At about that time, Arnold started CPR.

“Thankfully, Logan knew how to. So he started doing that until paramedics got here,” Fenn said.

“There were no signs of breathing, and so we just got to it,” Arnold said. “I work in a sports camp for children, so I had to get [CPR] certified for that. I never thought I’d use it, let alone on one of my best friends.”

It was lifesaving until medics could take over.

“Very, very, very traumatic,” Fenn said.

Hayden McWhorter

“It’s almost hard to believe and understand that it happened,” McWhorter said. “I don’t think the magnitude of the situation has hit me yet.”

Doctors said McWhorter likely died for 23 minutes before being revived.

“That is pretty rare to see a 20-year-old suffering cardiac arrest, especially one who is as healthy as he is,” said Chris Hullett, one of the EMTs who was first on the scene.

McWhorter and his roommates were reunited with the first responders Monday.

“Very few people survive after that long,” Hullett said. “We found him laying behind the breakfast bar in the kitchen with a lack of pulse, not breathing. And his heart was not beating right or at all.”

How it happened is still a mystery. McWhorter went hiking two days before and was dehydrated. He also vapes, which may have been a contributing factor.

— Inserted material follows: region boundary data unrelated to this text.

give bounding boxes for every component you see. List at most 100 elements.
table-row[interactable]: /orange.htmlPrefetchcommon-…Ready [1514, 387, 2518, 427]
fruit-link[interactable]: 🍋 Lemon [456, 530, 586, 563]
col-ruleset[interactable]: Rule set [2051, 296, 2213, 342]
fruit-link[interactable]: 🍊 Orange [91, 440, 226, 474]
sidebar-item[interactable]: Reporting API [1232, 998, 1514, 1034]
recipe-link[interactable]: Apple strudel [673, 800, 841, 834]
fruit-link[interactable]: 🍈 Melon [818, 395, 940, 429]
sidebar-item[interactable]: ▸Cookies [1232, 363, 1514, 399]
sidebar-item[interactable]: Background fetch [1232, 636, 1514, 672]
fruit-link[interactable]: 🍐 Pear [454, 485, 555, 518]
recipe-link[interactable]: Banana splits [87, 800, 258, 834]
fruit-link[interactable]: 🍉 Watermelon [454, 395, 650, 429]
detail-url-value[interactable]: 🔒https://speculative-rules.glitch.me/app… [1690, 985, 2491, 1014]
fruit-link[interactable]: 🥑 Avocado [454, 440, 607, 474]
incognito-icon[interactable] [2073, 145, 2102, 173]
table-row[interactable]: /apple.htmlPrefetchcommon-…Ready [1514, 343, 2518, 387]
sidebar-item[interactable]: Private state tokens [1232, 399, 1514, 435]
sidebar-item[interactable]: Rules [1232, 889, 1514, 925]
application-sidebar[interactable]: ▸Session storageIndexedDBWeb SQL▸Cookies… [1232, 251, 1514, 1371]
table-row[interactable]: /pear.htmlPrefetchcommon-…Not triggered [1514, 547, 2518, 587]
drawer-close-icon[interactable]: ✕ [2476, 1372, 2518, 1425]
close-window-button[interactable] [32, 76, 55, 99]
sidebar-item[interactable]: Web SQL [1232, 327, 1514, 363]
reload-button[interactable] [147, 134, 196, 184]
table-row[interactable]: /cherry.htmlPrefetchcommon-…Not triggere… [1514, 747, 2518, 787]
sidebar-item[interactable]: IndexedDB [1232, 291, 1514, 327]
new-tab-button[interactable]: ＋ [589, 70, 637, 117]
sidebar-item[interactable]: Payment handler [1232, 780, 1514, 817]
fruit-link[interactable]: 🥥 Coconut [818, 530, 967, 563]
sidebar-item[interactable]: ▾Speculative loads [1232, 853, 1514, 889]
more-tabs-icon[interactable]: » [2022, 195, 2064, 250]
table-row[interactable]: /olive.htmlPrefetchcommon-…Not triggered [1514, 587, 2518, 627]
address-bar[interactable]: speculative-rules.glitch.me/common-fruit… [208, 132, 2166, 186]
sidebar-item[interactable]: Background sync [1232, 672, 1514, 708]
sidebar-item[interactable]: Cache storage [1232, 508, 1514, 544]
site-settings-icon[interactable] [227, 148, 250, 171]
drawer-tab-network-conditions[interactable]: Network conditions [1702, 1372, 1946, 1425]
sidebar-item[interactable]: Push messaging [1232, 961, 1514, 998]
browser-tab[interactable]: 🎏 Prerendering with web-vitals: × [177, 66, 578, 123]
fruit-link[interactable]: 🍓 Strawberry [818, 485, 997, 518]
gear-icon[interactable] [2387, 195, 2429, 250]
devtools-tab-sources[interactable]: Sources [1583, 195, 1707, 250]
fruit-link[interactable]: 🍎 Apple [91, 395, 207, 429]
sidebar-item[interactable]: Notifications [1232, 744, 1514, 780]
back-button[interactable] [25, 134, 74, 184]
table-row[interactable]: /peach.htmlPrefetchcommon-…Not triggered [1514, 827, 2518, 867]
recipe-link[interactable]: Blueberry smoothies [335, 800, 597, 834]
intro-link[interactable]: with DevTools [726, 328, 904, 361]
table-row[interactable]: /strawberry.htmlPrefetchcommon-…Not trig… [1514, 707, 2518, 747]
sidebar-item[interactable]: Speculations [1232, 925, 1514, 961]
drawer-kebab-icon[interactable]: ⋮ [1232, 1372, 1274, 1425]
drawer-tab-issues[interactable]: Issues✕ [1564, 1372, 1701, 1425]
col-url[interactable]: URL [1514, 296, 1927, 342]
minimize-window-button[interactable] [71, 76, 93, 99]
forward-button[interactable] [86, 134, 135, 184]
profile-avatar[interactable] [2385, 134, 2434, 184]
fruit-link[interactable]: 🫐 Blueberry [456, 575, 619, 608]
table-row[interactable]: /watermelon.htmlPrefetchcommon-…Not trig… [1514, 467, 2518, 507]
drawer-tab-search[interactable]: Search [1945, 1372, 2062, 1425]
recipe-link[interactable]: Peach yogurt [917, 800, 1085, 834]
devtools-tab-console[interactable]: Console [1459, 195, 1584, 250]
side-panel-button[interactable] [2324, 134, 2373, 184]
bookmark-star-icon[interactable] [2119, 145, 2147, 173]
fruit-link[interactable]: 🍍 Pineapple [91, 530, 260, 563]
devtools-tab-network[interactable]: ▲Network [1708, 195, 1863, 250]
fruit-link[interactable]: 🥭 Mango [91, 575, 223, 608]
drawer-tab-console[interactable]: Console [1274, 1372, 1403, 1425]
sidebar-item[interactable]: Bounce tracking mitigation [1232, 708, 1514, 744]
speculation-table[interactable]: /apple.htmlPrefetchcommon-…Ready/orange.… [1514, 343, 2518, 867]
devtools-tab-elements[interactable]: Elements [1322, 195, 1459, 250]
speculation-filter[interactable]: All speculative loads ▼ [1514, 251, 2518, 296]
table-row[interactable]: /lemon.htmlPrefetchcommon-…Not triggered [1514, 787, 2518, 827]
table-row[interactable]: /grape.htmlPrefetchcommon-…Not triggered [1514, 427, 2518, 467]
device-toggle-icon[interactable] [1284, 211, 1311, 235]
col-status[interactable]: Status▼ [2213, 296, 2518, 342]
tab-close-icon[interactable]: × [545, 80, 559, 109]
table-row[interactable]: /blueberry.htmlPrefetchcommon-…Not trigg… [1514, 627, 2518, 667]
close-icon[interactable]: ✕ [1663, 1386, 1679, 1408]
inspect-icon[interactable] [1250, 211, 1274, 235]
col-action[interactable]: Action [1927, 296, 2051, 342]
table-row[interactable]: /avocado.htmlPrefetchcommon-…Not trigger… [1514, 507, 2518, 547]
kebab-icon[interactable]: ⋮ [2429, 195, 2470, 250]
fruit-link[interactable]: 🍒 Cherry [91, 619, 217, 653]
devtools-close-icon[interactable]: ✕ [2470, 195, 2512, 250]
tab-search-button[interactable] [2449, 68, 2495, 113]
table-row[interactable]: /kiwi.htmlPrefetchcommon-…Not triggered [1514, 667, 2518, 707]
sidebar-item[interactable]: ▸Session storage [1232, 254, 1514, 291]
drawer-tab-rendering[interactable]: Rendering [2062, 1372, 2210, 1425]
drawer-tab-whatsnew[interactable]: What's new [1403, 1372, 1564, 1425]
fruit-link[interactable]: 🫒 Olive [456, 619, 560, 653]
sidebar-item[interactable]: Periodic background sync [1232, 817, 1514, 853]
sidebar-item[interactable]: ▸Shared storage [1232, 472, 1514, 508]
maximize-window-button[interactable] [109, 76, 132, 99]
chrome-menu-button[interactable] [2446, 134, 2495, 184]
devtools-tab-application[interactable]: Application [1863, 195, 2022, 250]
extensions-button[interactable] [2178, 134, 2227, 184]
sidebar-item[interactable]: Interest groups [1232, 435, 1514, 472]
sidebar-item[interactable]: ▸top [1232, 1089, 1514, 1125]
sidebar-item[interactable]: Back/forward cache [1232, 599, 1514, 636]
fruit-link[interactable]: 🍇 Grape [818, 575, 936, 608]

But doctors at Saint Joseph Hospital aren’t entirely clear as to what happened.

“Combination of caffeine, dehydration, not eating a whole lot, not eating the right stuff,” McWhorter said. “But no clogged arteries, no weird, random heart conditions — other than it stopped.”

For now, McWhorter's training to become a commercial airline pilot is temporarily grounded until they have more information about his heart.

“There’s definitely a chance that I can get back up there,” McWhorter said. “Now I have a defibrillator/pacemaker... so anything abnormal, it’ll shock it.”

Logan Arnold and Ian Fenn

McWhorter, his family and his friends are just thankful he’s still here.

“He’s here,” Fenn said. “Healthier than ever.”

“It was a good feeling,” Arnold said.

“I thanked (Logan) for getting that job, taking care of little kids which saved my life,” McWhorter said.

Officials made sure McWhorter's roommates were properly rewarded for their heroic actions. The two were honored with civilian lifesaver awards.

“I think a lot more, especially young people, should know CPR for circumstances like this,” Hullett said. “They really affected the outcome of their friend in a positive way.”

“There isn’t anything I can do to repay them for what they did,” McWhorter said.